Participants in the voluntary Plan could withdraw at the end of any calendar year by giving notice of withdrawal by the pre*816ceding July 1 and by paying “an equitable share of the outstanding liabilities of the plan as of the date of withdrawal” (Workers’ Compensation Law § 65 [1]; see also Local Law No. 4 [1995] of County of Herkimer). Although neither the Plan nor the Workers’ Compensation Law provided a mechanism for determining the Plan’s “outstanding liabilities,” the Plan followed the standard practice in the insurance industry of obtaining an actuarial assessment, also known as a reserve analysis. So, for example, when the Town of Webb gave notice in 2003 of its intention to withdraw from the Plan, the County hired an actuarial firm to estimate the Plan’s liabilities as of June 30 of that year. The 2003 reserve analysis estimated the total “projected liabilities” at almost $8.9 million, on an “undiscounted basis.” The report also provided examples of “discounted liabilities” tied to various interest rates, including approximately $7.7 million (2% interest rate), $7.3 million (3%), and $6.9 million (4%). The 2003 reserve analysis explained the basis for the discounted amounts as follows:
“The timing of payments and the time value of money are reflected in the discounted values .... The effect of investment income is determined by applying a payout pattern and an assumed interest rate to projected ultimate loss, [expenses] and assessments in order to calculate anticipated payments in future periods. The payments are then discounted to [the date of withdrawal].”

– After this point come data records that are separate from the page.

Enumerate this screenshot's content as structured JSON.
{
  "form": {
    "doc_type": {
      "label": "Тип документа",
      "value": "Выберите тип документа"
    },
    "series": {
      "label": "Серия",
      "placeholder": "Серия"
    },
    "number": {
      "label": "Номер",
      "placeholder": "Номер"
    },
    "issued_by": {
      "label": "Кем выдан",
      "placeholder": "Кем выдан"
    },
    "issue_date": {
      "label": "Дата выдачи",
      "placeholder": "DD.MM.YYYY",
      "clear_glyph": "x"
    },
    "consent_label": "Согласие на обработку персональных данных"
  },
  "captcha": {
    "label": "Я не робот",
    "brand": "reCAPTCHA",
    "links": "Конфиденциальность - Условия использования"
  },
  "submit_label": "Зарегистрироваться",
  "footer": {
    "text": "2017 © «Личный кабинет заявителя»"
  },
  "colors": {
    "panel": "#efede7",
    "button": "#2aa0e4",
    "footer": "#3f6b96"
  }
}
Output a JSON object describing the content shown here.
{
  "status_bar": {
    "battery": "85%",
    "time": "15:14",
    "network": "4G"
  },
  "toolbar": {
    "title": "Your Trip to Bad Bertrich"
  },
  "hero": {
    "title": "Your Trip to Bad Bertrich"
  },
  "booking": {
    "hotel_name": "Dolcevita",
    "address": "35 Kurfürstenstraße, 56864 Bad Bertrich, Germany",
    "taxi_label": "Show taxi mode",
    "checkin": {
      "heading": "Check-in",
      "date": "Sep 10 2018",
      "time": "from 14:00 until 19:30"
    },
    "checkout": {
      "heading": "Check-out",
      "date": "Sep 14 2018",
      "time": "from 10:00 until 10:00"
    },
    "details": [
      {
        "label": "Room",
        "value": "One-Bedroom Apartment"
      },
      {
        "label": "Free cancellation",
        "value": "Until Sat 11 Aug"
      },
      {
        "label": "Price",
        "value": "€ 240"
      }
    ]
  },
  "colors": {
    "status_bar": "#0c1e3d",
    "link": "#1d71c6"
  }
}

The Town of Webb decided not to withdraw in 2003 but reversed course in 2004 and, along with the Town of Salisbury, gave notice of withdrawal effective December 31, 2004. Another reserve analysis was commissioned, and the estimated liabilities dramatically increased to about $17.2 million. Like the 2003 analysis, the 2004 report referred to the assessed amount as “undiscounted” and provided examples of discounted totals, based on interest rates ranging from one to five percent.
Due to concern over rising costs, in June 2005 the County passed a resolution to terminate the Plan pursuant to Workers’ Compensation Law § 73, effective December 31, 2005 (Local Law No. 2 [2005] of County of Herkimer). The Plan would take on no new claims after that date, but would remain in existence to fund the approximately 125 outstanding workers’ compensation claims, known as “tail claims.” In order to ensure funding for the tail claims, the County created an abandonment plan (Abandonment Plan) that gave member municipalities two *817choices. They could either remain as participants in the Abandonment Plan and pay an annual assessment of their portion of the tail claim liabilities, or they could withdraw from the Plan and pay a lump sum withdrawal fee. The lump sum fee, due at the end of the calendar year, would reflect the withdrawing member’s equitable share of the Plan’s outstanding liabilities according to the final annual estimate prior to abandonment. The final reserve analysis would assess the Plan’s future losses as of December 31, 2005 (2005 Reserve Analysis).
In October 2005, seven of the participating municipalities, including the Village, instituted the instant action, challenging the Plan and the Abandonment Plan based on alleged mismanagement by the County. The County answered and, insofar as relevant here, raised counterclaims for breach of contract, seeking to recover the withdrawal liability based on the 2005 Reserve Analysis.
In June 2006, while the litigation was pending, the 2005 Reserve Analysis was released. The report estimated the Plan’s outstanding liabilities as of December 31, 2005 to be $18.4 million on an undiscounted basis, an increase of $1.2 million from the previous year. The Village’s share was calculated as approximately $1.6 million.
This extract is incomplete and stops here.